And specifically: An extra-galactic planet has been detected in Andromeda, lovingly named OGLE-2005-BLG-390Lb. They used gravitational microlensing techniques to find it. SteveBaker (talk) 19:58, 14 May 2013 (UTC)[reply]

That page says it's ~20,000 ly away and in the Scorpius constellation, while Andromeda is 2.5 million ly away and in the Andromeda constellation. --Sean 20:58, 14 May 2013 (UTC)[reply]

Ack! Sorry - I was thinking of this: http://www.newscientist.com/article/dn17287-first-extragalactic-exoplanet-may-have-been-found.html - but that seems more tentative than I believed it to be. SteveBaker (talk) 20:05, 15 May 2013 (UTC)[reply]

It seems doubtful that any planets could be detected by wobble or by transit, the only means of analysis currently available, if they were not in our own galaxy. So the question must apply to planets in the Milky Way galaxy. The transit method only reveals a planet if its orientation is has an axis such that it passes between us and its star. I'm not so sure about the wobble method. Edison (talk) 01:54, 14 May 2013 (UTC)[reply]

I actually studied at Cornell as an undergrad because I was a huge fan of Carl Sagan, although I never did meet him. So I can speculate on my own. The extragalactic article mentions an unrepeatable observation, an unconfirmed one, and a rogue planet of assumed extraterrestrial origin, but no information on intragalactic (or intergalactic) systems. I can draw surmises from the Kepler article, but they are surmises.
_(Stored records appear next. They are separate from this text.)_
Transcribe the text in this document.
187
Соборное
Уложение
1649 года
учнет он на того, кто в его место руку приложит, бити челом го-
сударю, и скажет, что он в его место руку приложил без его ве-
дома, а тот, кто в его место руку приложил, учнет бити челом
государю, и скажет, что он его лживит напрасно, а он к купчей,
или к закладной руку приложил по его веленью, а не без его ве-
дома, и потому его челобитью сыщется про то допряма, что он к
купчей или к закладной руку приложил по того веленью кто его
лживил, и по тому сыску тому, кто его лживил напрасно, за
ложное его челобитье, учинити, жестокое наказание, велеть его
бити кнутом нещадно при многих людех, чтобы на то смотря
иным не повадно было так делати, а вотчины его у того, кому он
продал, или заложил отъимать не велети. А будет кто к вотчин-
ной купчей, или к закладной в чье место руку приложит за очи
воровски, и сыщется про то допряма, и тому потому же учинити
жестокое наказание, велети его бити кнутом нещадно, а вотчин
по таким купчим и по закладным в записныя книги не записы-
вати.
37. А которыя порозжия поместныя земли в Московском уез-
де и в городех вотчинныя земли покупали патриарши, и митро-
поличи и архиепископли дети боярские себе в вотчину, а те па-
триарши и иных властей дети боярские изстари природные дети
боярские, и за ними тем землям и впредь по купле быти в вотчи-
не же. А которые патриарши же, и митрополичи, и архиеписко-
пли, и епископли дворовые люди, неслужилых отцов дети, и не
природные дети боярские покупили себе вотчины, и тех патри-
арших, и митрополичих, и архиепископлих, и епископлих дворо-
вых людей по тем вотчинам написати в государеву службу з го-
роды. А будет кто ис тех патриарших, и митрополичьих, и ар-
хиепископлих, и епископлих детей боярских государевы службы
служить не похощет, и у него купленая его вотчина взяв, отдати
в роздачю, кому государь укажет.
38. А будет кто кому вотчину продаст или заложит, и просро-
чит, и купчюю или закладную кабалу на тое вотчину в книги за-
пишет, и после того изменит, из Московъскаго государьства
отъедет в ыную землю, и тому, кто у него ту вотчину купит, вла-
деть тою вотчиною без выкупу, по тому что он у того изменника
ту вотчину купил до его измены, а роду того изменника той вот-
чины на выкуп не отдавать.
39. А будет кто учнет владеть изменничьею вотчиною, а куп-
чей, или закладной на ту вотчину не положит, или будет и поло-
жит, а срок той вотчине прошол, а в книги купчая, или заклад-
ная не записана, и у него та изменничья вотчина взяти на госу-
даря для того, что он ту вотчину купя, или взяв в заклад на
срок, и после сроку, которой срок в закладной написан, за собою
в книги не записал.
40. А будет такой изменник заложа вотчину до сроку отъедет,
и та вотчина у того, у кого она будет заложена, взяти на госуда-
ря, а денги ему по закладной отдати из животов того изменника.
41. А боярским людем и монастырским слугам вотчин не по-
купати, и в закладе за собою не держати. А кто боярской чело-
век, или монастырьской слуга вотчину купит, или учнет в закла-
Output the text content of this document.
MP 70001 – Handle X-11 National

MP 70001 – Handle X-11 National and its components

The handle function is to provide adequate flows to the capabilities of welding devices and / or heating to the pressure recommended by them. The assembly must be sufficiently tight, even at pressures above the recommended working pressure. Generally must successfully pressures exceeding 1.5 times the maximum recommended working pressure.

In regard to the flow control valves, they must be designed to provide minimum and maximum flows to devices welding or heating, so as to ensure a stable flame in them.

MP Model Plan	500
I do believe we have some professional or at least credentialed astronomers here, so I hope there will be more comment. μηδείς (talk) 03:57, 14 May 2013 (UTC)[reply]

I want to have new discussion about this , has solar system sidereal rotation?--Akbarmohammadzade (talk) 05:47, 14 May 2013 (UTC)[reply]

See your question "Has solar system sidereal rotation?" below. Wickwack 60.230.230.117 (talk) 06:38, 14 May 2013 (UTC)[reply]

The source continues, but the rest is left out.